I’d want to take a closer look at outliers for the Rondout and Schoharie reservoirs. Rondout’s release numbers are clustered below 50 mgd, but then there are at least two outliers in the 600 mgd range, which would be high even for the largest reservoir in the system, Ashokan. Schoharie’s fourth quartile has quite a long whisker, so I expect most of the outliers are real values, but there are several that exceed 450 mgd that seem questionable.

Bringing it all together

Now we have successfully built box plots that break down the data set by reservoir and site, which turned out to be an unexpectedly complicated task due to the site variable only applying to a subset of each measurement variable. patchwork allowed us to visualize all the information we wanted to see with appropriate scales and minimal visual clutter.

EDA activities are not generally what gets published, and so this exercise was not strictly necessary. The flexibility of ggplot meant that I easily modified the plots in a working document to see exactly what I wanted, and could have just described all of these activities as “cleaning the data.”

After data is cleaned, though, there is still value in creating visualizations that describe the shapes of the data, like the raincloud plots I mentioned earlier.

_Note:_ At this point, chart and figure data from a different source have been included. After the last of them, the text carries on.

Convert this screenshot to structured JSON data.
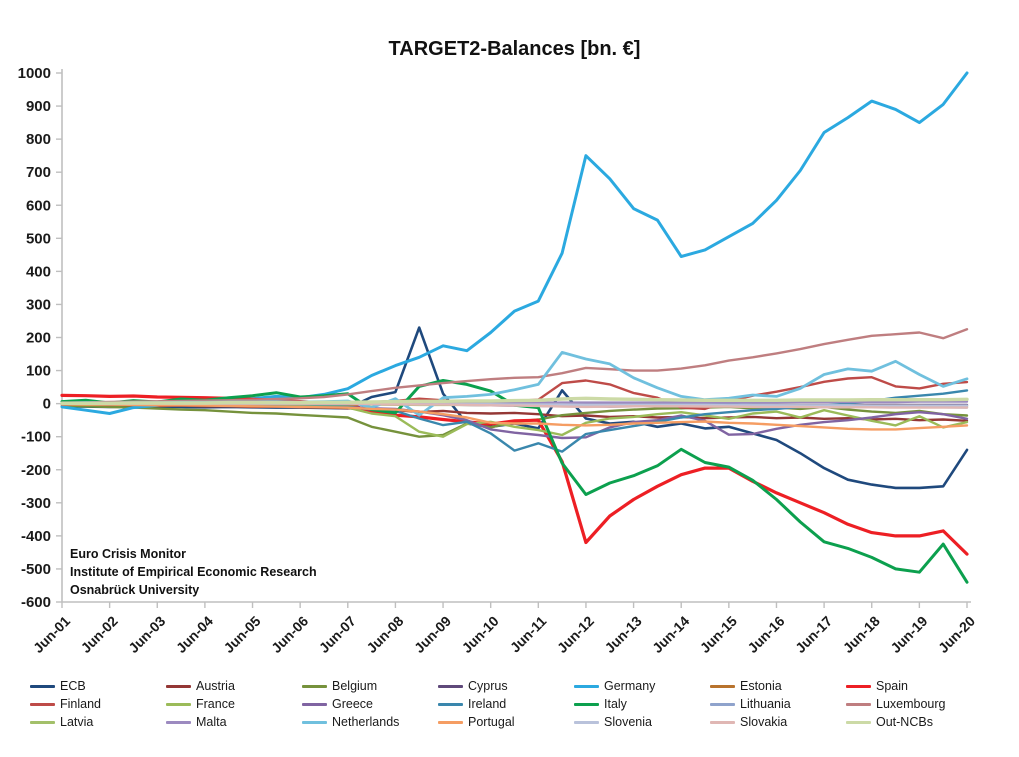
{
  "title": "TARGET2-Balances [bn. €]",
  "annotation": {
    "lines": [
      "Euro Crisis Monitor",
      "Institute of Empirical Economic Research",
      "Osnabrück University"
    ]
  },
  "axis": {
    "y_tick_labels": [
      "1000",
      "900",
      "800",
      "700",
      "600",
      "500",
      "400",
      "300",
      "200",
      "100",
      "0",
      "-100",
      "-200",
      "-300",
      "-400",
      "-500",
      "-600"
    ],
    "x_tick_labels": [
      "Jun-01",
      "Jun-02",
      "Jun-03",
      "Jun-04",
      "Jun-05",
      "Jun-06",
      "Jun-07",
      "Jun-08",
      "Jun-09",
      "Jun-10",
      "Jun-11",
      "Jun-12",
      "Jun-13",
      "Jun-14",
      "Jun-15",
      "Jun-16",
      "Jun-17",
      "Jun-18",
      "Jun-19",
      "Jun-20"
    ],
    "axis_color": "#bfbfbf",
    "label_color": "#1a1a1a"
  },
  "chart_data": {
    "type": "line",
    "title": "TARGET2-Balances [bn. €]",
    "ylabel": "",
    "xlabel": "",
    "ylim": [
      -600,
      1000
    ],
    "y_ticks": [
      1000,
      900,
      800,
      700,
      600,
      500,
      400,
      300,
      200,
      100,
      0,
      -100,
      -200,
      -300,
      -400,
      -500,
      -600
    ],
    "grid": false,
    "legend_position": "bottom, 7 columns x 3 rows",
    "x_note": "half-yearly points from Jun-2001 to Jun-2020; labeled ticks at every June",
    "x_tick_labels": [
      "Jun-01",
      "Jun-02",
      "Jun-03",
      "Jun-04",
      "Jun-05",
      "Jun-06",
      "Jun-07",
      "Jun-08",
      "Jun-09",
      "Jun-10",
      "Jun-11",
      "Jun-12",
      "Jun-13",
      "Jun-14",
      "Jun-15",
      "Jun-16",
      "Jun-17",
      "Jun-18",
      "Jun-19",
      "Jun-20"
    ],
    "series": [
      {
        "name": "ECB",
        "color": "#1F497D",
        "values": [
          -8,
          -9,
          -10,
          -9,
          -10,
          -10,
          -11,
          -10,
          -11,
          -12,
          -12,
          -13,
          -14,
          20,
          35,
          230,
          30,
          -60,
          -70,
          -60,
          -75,
          40,
          -45,
          -60,
          -55,
          -70,
          -60,
          -75,
          -70,
          -90,
          -110,
          -150,
          -195,
          -230,
          -245,
          -255,
          -255,
          -250,
          -140
        ]
      },
      {
        "name": "Austria",
        "color": "#943735",
        "values": [
          -4,
          -5,
          -6,
          -5,
          -7,
          -6,
          -8,
          -8,
          -10,
          -9,
          -11,
          -12,
          -14,
          -18,
          -20,
          -25,
          -22,
          -28,
          -30,
          -28,
          -32,
          -38,
          -36,
          -40,
          -38,
          -42,
          -40,
          -44,
          -42,
          -40,
          -44,
          -42,
          -46,
          -44,
          -48,
          -46,
          -50,
          -48,
          -52
        ]
      },
      {
        "name": "Belgium",
        "color": "#76923C",
        "values": [
          -6,
          -8,
          -10,
          -12,
          -15,
          -18,
          -20,
          -24,
          -28,
          -30,
          -34,
          -38,
          -42,
          -70,
          -85,
          -100,
          -95,
          -60,
          -72,
          -55,
          -48,
          -35,
          -28,
          -22,
          -18,
          -15,
          -14,
          -12,
          -10,
          -14,
          -12,
          -16,
          -10,
          -18,
          -24,
          -28,
          -22,
          -32,
          -36
        ]
      },
      {
        "name": "Cyprus",
        "color": "#5F497A",
        "values": [
          0,
          0,
          0,
          0,
          0,
          0,
          0,
          0,
          0,
          0,
          0,
          0,
          0,
          -1,
          -2,
          -3,
          -3,
          -4,
          -5,
          -6,
          -7,
          -8,
          -8,
          -9,
          -8,
          -7,
          -6,
          -5,
          -5,
          -4,
          -4,
          -4,
          -4,
          -4,
          -4,
          -4,
          -4,
          -4,
          -4
        ]
      },
      {
        "name": "Germany",
        "color": "#2BA9E0",
        "values": [
          -10,
          -20,
          -30,
          -12,
          -5,
          3,
          8,
          5,
          15,
          22,
          18,
          28,
          45,
          85,
          115,
          140,
          175,
          160,
          215,
          280,
          310,
          455,
          750,
          680,
          590,
          555,
          445,
          465,
          505,
          545,
          615,
          705,
          820,
          865,
          915,
          890,
          850,
          905,
          1000
        ]
      },
      {
        "name": "Estonia",
        "color": "#B8732D",
        "values": [
          0,
          0,
          0,
          0,
          -1,
          -1,
          -1,
          -1,
          -1,
          -2,
          -2,
          -2,
          -2,
          -2,
          -3,
          -3,
          -3,
          -3,
          -3,
          -4,
          -4,
          -4,
          -4,
          -4,
          -4,
          -4,
          -5,
          -5,
          -5,
          -5,
          -5,
          -6,
          -6,
          -6,
          -6,
          -6,
          -6,
          -7,
          -7
        ]
      },
      {
        "name": "Spain",
        "color": "#ED1F24",
        "values": [
          25,
          24,
          22,
          23,
          20,
          19,
          18,
          16,
          13,
          10,
          6,
          2,
          0,
          -25,
          -35,
          -40,
          -48,
          -55,
          -62,
          -52,
          -50,
          -175,
          -420,
          -340,
          -290,
          -250,
          -215,
          -195,
          -195,
          -235,
          -270,
          -300,
          -330,
          -365,
          -390,
          -400,
          -400,
          -385,
          -455
        ]
      },
      {
        "name": "Finland",
        "color": "#BE4B48",
        "values": [
          -3,
          -3,
          -4,
          -3,
          -4,
          -4,
          -5,
          -4,
          -5,
          -5,
          -6,
          -5,
          -6,
          5,
          8,
          15,
          10,
          5,
          2,
          8,
          12,
          62,
          70,
          58,
          32,
          18,
          -12,
          -16,
          8,
          24,
          36,
          50,
          66,
          76,
          80,
          52,
          46,
          60,
          65
        ]
      },
      {
        "name": "France",
        "color": "#9BBB59",
        "values": [
          -2,
          -3,
          -3,
          -4,
          -4,
          -5,
          -5,
          -6,
          -6,
          -8,
          -8,
          -10,
          -12,
          -30,
          -38,
          -85,
          -100,
          -62,
          -55,
          -70,
          -80,
          -95,
          -58,
          -45,
          -40,
          -32,
          -26,
          -36,
          -46,
          -30,
          -24,
          -42,
          -20,
          -36,
          -52,
          -66,
          -38,
          -72,
          -56
        ]
      },
      {
        "name": "Greece",
        "color": "#8064A2",
        "values": [
          -1,
          -2,
          -2,
          -3,
          -3,
          -4,
          -4,
          -5,
          -5,
          -6,
          -6,
          -8,
          -10,
          -14,
          -16,
          -24,
          -35,
          -50,
          -78,
          -88,
          -95,
          -104,
          -102,
          -72,
          -56,
          -50,
          -36,
          -52,
          -94,
          -92,
          -76,
          -64,
          -56,
          -50,
          -42,
          -32,
          -26,
          -32,
          -46
        ]
      },
      {
        "name": "Ireland",
        "color": "#3A87AD",
        "values": [
          -2,
          -2,
          -3,
          -3,
          -4,
          -4,
          -5,
          -5,
          -6,
          -6,
          -7,
          -8,
          -10,
          -18,
          -22,
          -45,
          -65,
          -55,
          -90,
          -142,
          -120,
          -145,
          -92,
          -80,
          -68,
          -55,
          -42,
          -32,
          -26,
          -20,
          -16,
          -10,
          -6,
          0,
          8,
          18,
          24,
          30,
          40
        ]
      },
      {
        "name": "Italy",
        "color": "#0CA04E",
        "values": [
          6,
          10,
          2,
          9,
          5,
          14,
          10,
          18,
          24,
          33,
          20,
          24,
          30,
          -18,
          -28,
          52,
          70,
          58,
          38,
          -5,
          -12,
          -180,
          -275,
          -240,
          -218,
          -188,
          -138,
          -178,
          -192,
          -232,
          -290,
          -358,
          -418,
          -438,
          -465,
          -500,
          -510,
          -425,
          -540
        ]
      },
      {
        "name": "Lithuania",
        "color": "#8FA3CC",
        "values": [
          0,
          0,
          0,
          0,
          0,
          0,
          0,
          0,
          0,
          0,
          0,
          0,
          0,
          0,
          -1,
          -1,
          -1,
          -1,
          -1,
          -1,
          -1,
          -1,
          -2,
          -2,
          -2,
          -2,
          -2,
          -2,
          -3,
          -4,
          -5,
          -6,
          -7,
          -8,
          -9,
          -10,
          -10,
          -11,
          -12
        ]
      },
      {
        "name": "Luxembourg",
        "color": "#BF7E80",
        "values": [
          3,
          4,
          5,
          6,
          7,
          8,
          9,
          10,
          12,
          14,
          16,
          20,
          28,
          38,
          48,
          55,
          62,
          68,
          74,
          78,
          80,
          92,
          108,
          104,
          100,
          100,
          106,
          116,
          130,
          140,
          152,
          165,
          180,
          193,
          205,
          210,
          215,
          198,
          225
        ]
      },
      {
        "name": "Latvia",
        "color": "#A3C06A",
        "values": [
          0,
          0,
          0,
          0,
          0,
          -1,
          -1,
          -1,
          -1,
          -1,
          -2,
          -2,
          -2,
          -3,
          -3,
          -4,
          -4,
          -4,
          -4,
          -5,
          -5,
          -5,
          -6,
          -6,
          -6,
          -6,
          -6,
          -7,
          -7,
          -7,
          -7,
          -7,
          -8,
          -8,
          -8,
          -8,
          -8,
          -8,
          -8
        ]
      },
      {
        "name": "Malta",
        "color": "#9C8AC0",
        "values": [
          0,
          0,
          0,
          0,
          0,
          0,
          0,
          0,
          0,
          0,
          0,
          0,
          0,
          0,
          1,
          1,
          1,
          1,
          2,
          2,
          2,
          3,
          3,
          3,
          3,
          3,
          4,
          4,
          4,
          4,
          4,
          5,
          5,
          5,
          5,
          5,
          6,
          6,
          6
        ]
      },
      {
        "name": "Netherlands",
        "color": "#70C0DE",
        "values": [
          2,
          3,
          2,
          3,
          3,
          4,
          4,
          5,
          5,
          6,
          5,
          6,
          8,
          -12,
          15,
          -35,
          18,
          22,
          28,
          42,
          58,
          155,
          135,
          120,
          78,
          48,
          22,
          12,
          16,
          26,
          22,
          46,
          88,
          105,
          98,
          128,
          88,
          52,
          75
        ]
      },
      {
        "name": "Portugal",
        "color": "#F59D63",
        "values": [
          -2,
          -3,
          -3,
          -4,
          -5,
          -5,
          -6,
          -7,
          -8,
          -9,
          -10,
          -11,
          -12,
          -16,
          -18,
          -24,
          -32,
          -42,
          -58,
          -60,
          -60,
          -64,
          -66,
          -64,
          -60,
          -58,
          -56,
          -54,
          -58,
          -60,
          -64,
          -68,
          -72,
          -76,
          -78,
          -78,
          -74,
          -70,
          -66
        ]
      },
      {
        "name": "Slovenia",
        "color": "#B9C2DB",
        "values": [
          0,
          0,
          0,
          0,
          0,
          0,
          0,
          0,
          0,
          0,
          0,
          0,
          0,
          -1,
          -1,
          -2,
          -2,
          -2,
          -2,
          -3,
          -3,
          -3,
          -4,
          -4,
          -4,
          -4,
          -4,
          -4,
          -5,
          -5,
          -5,
          -5,
          -5,
          -5,
          -6,
          -6,
          -6,
          -6,
          -6
        ]
      },
      {
        "name": "Slovakia",
        "color": "#E0B7B4",
        "values": [
          0,
          0,
          0,
          0,
          0,
          0,
          0,
          0,
          0,
          0,
          0,
          0,
          0,
          -1,
          -2,
          -3,
          -3,
          -4,
          -5,
          -6,
          -7,
          -9,
          -10,
          -9,
          -8,
          -8,
          -8,
          -9,
          -9,
          -10,
          -10,
          -10,
          -11,
          -11,
          -11,
          -12,
          -12,
          -12,
          -12
        ]
      },
      {
        "name": "Out-NCBs",
        "color": "#CCDAA6",
        "values": [
          1,
          1,
          1,
          2,
          2,
          2,
          2,
          3,
          3,
          3,
          3,
          4,
          4,
          5,
          6,
          7,
          7,
          8,
          8,
          9,
          10,
          14,
          16,
          14,
          13,
          12,
          11,
          10,
          10,
          10,
          10,
          11,
          11,
          11,
          12,
          12,
          12,
          12,
          13
        ]
      }
    ]
  }
}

Many data-oriented audiences prefer visualizations and discussions of the shapes of the data, since it gives them insights into what techniques will work well and their limitations.

Messy facets like our Sites variable are common enough, and patchwork helped me to build custom graphics to manage this data set’s quirks, but the library is also useful more generally for showing multiple different types of visualizations in one graphic instead of displaying them serially.